The judge believed Lim’s testimony that he would never discredit Mrs May’s background and singing, as she had sung at his wedding, and he had written her a letter of recommendation to a prestigious music school.

Judge Wong also said the woman could “selectively remember some details and easily forget other details”, such as how long she and Lim spent in the car park where the crime allegedly took place.

“Most importantly, she admitted that she did not remember telling prosecution witnesses, such as (her sister, husband and father), the exact words of the offensive words on the night of the alleged crime.”

Overall, evidence from other prosecution witnesses did not support the claim that Lim had uttered the offensive words, the judge said.

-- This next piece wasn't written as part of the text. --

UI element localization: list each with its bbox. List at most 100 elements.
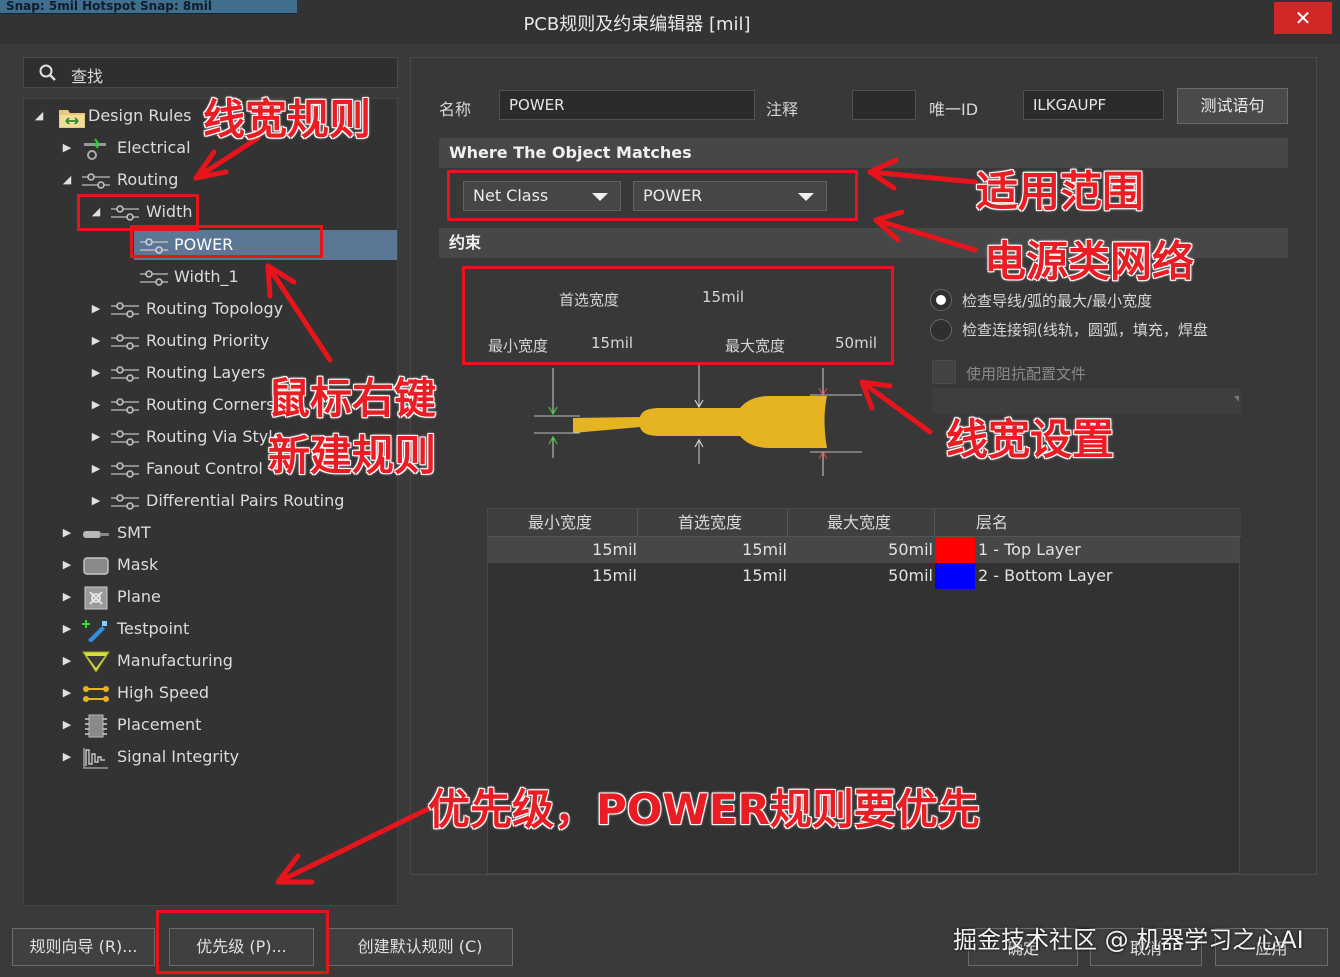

REACTION AFTER THE MEETING

The judge said the woman’s reaction in front of family and friends after her meeting with Lim did not indicate she was traumatized by the alleged comments, as she had claimed.

Noting that victims of sex crimes cannot be expected to act or react in a uniform manner, the judge highlighted the woman’s evidence that she was traumatised, in a haze and in a ‘survival mode’ after the meeting.

However, a few minutes after he left his office, the woman took to Twitter to respond to fans to thank them for their support, and she did so in an upbeat tone.

In court, the woman explained that she did this out of habit and that she was just in a haze about Lim, but not about her fans.

“This statement was untrue as such a statement amounted to the assertion that one can be selectively hazy about one specific thing and clear-minded about everything else,” Judge Wong said.

“Even considering the prosecution’s case at the highest level, because her response to her fans was not unusual for a victim of a sexual crime, I found that there was other evidence indicating that after the second encounter she did not was in a state of trauma. “

The judge pointed to cheerful conversations the woman had with her sister and boyfriend, as well as a 2013 blog post in which she wrote that she was “lucky not to have experienced significant trauma.”

THE “DARK SIDE”

The judge ruled that the allegations were also not substantiated by the text messages exchanged between Lim and the woman at the time.

During the trial, the woman alleged that Lim asked her to go to the “dark side”, which involved cheating on her boyfriend, smoking and using drugs.

She claimed that Lim said her music was “too innocent”, and that she needed to experience the “dark side” to write songs that would enjoy mainstream success.

Lim testified that he would never say this and that no music producer would give such advice because such behavior would lead to scandals.

“I found that the defendant did not advise her to turn to the dark side as she alleged,” Judge Wong said in her decision.

The judge said Lim’s confusion during a WhatsApp conversation with the woman on August 7, 2012, made it clear he did not know what she meant by the “dark side”.